Банинг Кок невольно попятился, словно брошенный в воду камень мог разбудить таящихся там чудовищ. Но ничего особенного не увидел, только блестящую как масло воду. И баркас, плывущий со стороны Ратуши.
Проплывая мимо, барка замедлила ход и тихо скользила по гладкой поверхности. Тень её неслась над водой, залитой лунным светом, как чёрное облако. На борту, сквозь голубоватое марево проступали силуэты пассажиров. В тишине слышались звуки: жалобные вздохи, упорное ворчанье, удары о палубу, скрежет мачты.
Судно подплыло к шлюзовой башне. От барки шла невыносимая вонь, отвратительная смесь запаха мокрых корзин с рыбой, грязных ног, засаленной одежды пассажиров и чего-то ещё более отвратительного. Само по себе это неудивительно, ведь Амстердам вырос на селёдочных костях, но от баркаса шёл какой-то гнилостный смрад.
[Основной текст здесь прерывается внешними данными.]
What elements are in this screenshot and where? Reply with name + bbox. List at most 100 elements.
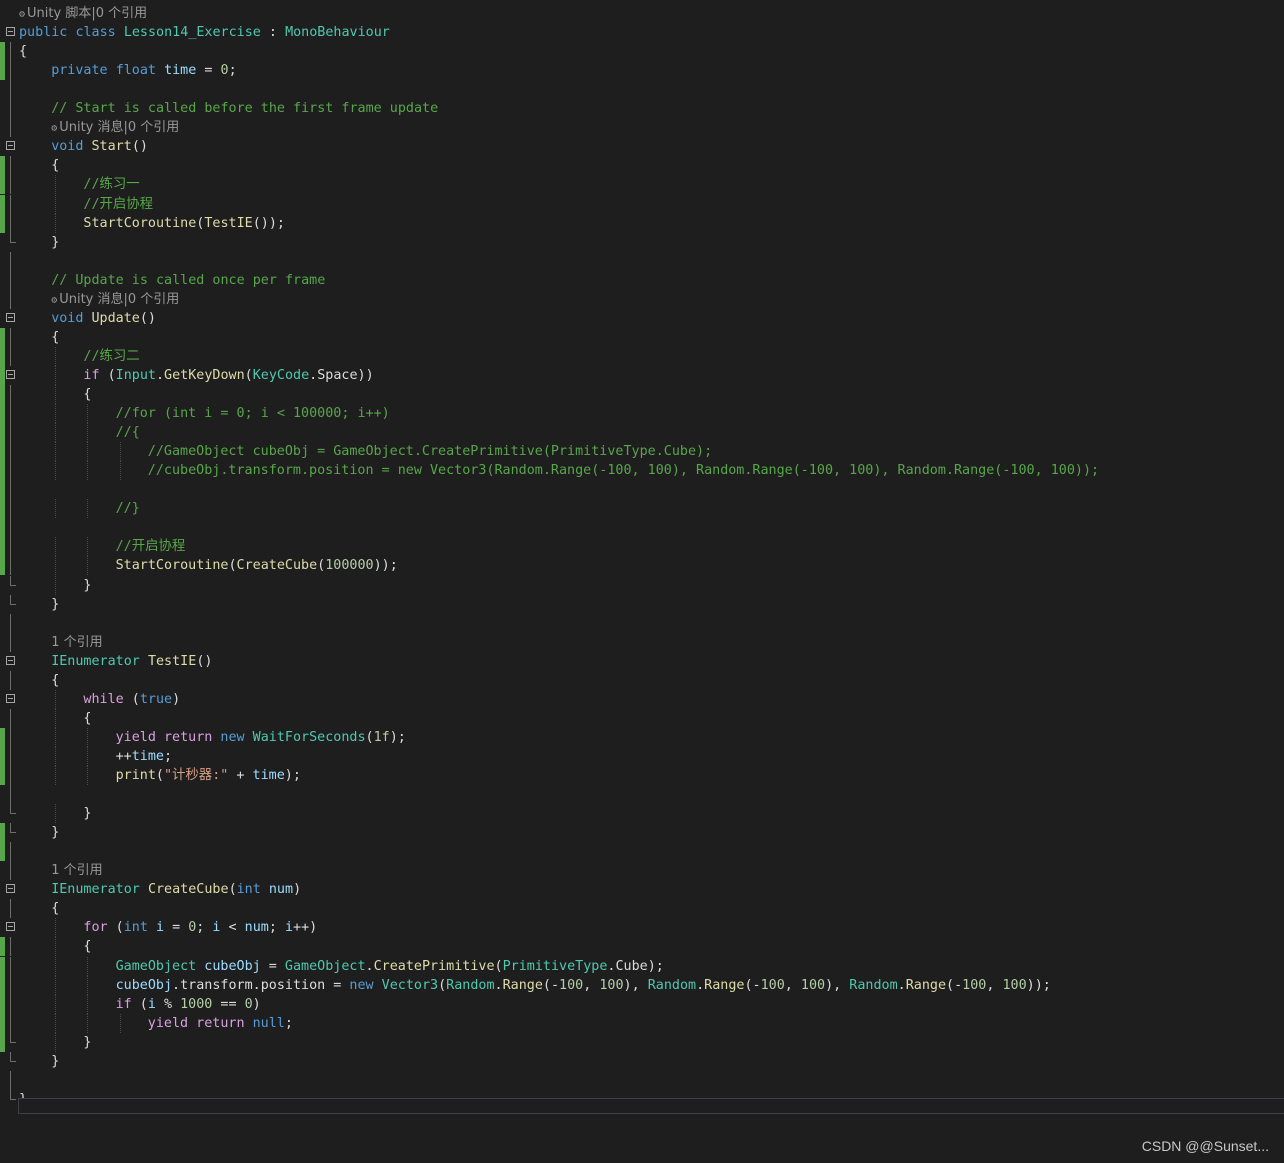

Под тяжестью собственного веса барка погрузилась глубоко в воду, тем не менее, шкипер, закутанный в плащ, не проявлял ни малейшего беспокойства. Опираясь на шест, он стоял на носу.
Под бортами в воде появлялись странные вспышки, как будто кто-то высекал огонь из кресала. Луна шла к зениту, уменьшаясь, становясь всё ярче.
Правя баркасом, шкипер опускал острогу глубоко в воду, словно желая подцепить что-то с самого дна. А вытаскивая, прилагал сверхчеловеческие усилия, словно вонзал её в собственную грудь.